Erste Erfolge zeigen sich bei der Erforschung der Biosynthese des Malaria-Impfstoffes Artemisinin in genetisch modifizierten E. coli Bakterien und Sacharomyces cerevisiae.
Mit entsprechenden genetischen Schaltkreisen versehene Bakterien könnten die Anwesenheit von Landminen anzeigen, wobei das Signal eine bestimmte Konzentration von TNT im Boden und die Reaktion ein Aufleuchten in von der Konzentration des TNT abhängigen Farben ist.
Wie jede neue Technik birgt die Synthetische Biologie auch Risiken und das Potential zum Missbrauch. Besonders in den USA und in Großbritannien wird diskutiert, dass TerroristInnen in relativ einfach ausgestatteten Labors gefährliche Krankheitserreger basteln könnten. Ein britischer Journalist etwa machte die Probe aufs Exempel: er bestellte kurze Abschnitte der Erbinformation eines Krankheitserregers und bekam diese prompt nach Hause geliefert. Dies ist per se nichts besonderes, viele Impfstoffhersteller benötigen diese für sich alleine gänzlich ungefährlichen DNA-Stücke. Dennoch, so die Kritik, aus diesen Bausteinen könnte man nicht nur Impfstoffe, sondern auch neue Krankheitserreger zusammenstellen.

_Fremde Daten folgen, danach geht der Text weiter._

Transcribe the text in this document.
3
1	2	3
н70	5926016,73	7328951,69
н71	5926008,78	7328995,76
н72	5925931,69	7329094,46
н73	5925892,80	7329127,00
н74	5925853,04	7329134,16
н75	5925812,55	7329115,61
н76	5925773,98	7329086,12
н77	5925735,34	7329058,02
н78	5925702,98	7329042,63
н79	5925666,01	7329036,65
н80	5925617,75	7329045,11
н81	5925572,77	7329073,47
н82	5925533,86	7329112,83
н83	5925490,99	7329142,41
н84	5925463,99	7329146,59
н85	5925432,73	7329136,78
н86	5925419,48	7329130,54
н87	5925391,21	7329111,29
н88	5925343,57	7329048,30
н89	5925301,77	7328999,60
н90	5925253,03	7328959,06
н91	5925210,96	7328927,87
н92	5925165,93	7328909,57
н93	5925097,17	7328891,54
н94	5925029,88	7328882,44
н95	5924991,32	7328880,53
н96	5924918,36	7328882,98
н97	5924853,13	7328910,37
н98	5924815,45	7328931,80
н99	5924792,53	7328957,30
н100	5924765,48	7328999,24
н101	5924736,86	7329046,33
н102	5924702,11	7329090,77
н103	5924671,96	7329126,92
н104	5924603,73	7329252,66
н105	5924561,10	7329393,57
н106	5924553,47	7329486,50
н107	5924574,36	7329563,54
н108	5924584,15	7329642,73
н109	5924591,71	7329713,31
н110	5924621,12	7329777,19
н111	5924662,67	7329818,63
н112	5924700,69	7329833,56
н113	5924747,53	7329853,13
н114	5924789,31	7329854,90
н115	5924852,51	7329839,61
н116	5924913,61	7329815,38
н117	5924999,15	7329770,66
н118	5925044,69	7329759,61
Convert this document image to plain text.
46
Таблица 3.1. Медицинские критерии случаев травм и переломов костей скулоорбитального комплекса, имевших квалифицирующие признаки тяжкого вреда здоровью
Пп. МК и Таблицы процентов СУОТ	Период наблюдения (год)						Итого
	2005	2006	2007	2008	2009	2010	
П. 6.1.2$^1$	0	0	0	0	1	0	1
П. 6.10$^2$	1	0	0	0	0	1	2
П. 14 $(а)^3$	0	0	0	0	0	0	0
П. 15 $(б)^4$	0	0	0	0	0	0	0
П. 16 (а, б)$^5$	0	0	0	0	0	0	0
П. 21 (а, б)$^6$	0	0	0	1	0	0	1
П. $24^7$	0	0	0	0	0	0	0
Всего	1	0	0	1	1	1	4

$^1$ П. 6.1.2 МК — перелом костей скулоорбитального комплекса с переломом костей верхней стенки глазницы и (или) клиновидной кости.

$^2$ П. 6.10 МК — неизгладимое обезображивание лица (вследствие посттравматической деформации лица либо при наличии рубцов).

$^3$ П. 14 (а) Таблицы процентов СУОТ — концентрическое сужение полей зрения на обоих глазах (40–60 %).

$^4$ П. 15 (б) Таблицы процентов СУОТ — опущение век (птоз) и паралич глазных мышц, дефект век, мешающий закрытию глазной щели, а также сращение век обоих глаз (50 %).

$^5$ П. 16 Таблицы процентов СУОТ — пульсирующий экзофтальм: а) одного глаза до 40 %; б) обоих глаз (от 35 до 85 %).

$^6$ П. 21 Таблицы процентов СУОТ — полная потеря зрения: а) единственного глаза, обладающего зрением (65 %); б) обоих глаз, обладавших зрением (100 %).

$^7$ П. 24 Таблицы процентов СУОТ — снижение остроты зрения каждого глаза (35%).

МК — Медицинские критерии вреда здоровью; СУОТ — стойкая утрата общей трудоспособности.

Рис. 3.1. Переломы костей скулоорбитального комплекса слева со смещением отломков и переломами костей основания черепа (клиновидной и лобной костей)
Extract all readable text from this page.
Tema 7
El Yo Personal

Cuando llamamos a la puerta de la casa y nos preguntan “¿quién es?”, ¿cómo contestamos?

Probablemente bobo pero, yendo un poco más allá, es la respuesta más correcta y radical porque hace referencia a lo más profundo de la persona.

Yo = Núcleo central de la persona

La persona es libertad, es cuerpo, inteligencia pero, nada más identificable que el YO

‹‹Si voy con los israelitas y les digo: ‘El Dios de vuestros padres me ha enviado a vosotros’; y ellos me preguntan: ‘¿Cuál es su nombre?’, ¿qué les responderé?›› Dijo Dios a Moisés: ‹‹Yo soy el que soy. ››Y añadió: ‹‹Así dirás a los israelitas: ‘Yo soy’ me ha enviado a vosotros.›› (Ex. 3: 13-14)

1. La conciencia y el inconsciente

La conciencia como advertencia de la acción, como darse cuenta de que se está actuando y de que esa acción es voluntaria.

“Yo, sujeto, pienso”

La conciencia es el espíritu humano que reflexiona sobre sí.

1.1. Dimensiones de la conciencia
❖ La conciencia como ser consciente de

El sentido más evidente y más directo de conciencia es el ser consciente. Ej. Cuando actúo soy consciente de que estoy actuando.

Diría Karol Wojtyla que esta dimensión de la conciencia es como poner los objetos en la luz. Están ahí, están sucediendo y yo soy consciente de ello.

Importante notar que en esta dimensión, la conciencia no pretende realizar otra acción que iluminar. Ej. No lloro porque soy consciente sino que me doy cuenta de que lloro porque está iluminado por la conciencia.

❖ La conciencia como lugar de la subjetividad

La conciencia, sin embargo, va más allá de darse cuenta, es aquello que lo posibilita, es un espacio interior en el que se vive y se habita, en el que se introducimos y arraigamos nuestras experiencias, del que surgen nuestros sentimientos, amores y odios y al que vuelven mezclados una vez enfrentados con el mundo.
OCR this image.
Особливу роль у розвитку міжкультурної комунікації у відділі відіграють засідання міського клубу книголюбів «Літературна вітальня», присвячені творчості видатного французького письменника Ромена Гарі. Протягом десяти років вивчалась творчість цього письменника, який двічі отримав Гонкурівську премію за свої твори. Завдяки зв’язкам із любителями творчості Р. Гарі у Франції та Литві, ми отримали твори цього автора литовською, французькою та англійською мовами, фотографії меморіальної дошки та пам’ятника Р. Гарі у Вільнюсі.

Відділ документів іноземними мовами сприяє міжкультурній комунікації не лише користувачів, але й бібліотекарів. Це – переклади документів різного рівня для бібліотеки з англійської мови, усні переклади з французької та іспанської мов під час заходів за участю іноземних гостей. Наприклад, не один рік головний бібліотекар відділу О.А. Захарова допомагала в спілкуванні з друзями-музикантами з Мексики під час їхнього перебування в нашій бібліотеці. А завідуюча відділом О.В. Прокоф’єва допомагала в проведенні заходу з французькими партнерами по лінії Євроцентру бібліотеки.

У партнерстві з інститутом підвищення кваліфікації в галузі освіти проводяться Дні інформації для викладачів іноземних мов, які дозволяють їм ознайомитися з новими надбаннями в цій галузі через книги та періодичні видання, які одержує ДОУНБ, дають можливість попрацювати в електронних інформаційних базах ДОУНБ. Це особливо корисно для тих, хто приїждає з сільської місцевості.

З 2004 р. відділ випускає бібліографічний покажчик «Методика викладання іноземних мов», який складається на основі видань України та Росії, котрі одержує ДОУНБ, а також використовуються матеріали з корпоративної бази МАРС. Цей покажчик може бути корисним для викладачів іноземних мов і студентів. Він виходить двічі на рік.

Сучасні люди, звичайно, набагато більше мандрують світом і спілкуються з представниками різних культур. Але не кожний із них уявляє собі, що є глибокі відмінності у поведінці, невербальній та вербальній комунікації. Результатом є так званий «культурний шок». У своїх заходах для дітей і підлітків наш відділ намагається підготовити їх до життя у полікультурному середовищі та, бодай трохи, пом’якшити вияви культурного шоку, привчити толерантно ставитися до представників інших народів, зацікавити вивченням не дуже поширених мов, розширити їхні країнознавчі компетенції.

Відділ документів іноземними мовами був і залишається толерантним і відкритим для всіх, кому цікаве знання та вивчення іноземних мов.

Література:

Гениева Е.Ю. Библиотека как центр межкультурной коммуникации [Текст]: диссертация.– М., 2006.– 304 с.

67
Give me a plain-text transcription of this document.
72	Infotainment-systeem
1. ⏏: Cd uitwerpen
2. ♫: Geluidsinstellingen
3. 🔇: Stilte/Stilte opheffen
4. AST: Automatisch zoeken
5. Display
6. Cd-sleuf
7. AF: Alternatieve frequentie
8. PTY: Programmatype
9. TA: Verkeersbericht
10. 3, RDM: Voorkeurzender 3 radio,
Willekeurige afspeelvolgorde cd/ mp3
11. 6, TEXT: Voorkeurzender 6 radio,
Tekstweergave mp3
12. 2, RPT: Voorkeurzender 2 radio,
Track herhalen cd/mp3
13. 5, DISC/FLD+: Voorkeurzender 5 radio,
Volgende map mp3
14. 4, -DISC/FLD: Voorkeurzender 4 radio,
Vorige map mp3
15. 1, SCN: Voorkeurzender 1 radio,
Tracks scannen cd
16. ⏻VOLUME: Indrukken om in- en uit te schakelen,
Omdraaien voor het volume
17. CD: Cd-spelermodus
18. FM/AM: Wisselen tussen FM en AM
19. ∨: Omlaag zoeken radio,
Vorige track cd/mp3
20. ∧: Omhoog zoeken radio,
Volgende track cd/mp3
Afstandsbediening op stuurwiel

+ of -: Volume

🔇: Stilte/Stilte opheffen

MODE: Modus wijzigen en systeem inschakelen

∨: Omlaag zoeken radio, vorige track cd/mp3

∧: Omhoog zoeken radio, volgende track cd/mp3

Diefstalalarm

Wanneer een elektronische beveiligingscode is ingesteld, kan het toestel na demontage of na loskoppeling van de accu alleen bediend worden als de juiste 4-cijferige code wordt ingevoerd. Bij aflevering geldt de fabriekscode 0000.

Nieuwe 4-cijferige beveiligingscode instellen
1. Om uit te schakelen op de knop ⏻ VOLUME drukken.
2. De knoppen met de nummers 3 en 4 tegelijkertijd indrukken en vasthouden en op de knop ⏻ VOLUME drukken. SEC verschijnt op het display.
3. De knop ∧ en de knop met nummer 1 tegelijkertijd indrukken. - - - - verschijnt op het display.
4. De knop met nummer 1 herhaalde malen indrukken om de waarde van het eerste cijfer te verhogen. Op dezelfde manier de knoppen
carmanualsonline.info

In Europa ist man vermehrt um ethische Aspekte besorgt. Man fürchtet um mögliche Auswirkungen der synthetischen Lebewesen auf die natürlichen Organismen und deren Ökosysteme. Um zu verhindern, dass sich natürliche und synthetische Systeme durchmischen entwickeln die BioingenieurInnen alternative Informationsspeicher zu den natürlichen DNA-Basen. Die Europäische Union fördert seit 2007 ein Projekt dass sich ausschließlich mit Fragen zur Sicherheit und Ethik der Synthetischen Biologie befasst. Man will mögliche Risiken und Probleme sorgfältig abschätzen und ihnen rechtzeitig entgegenwirken.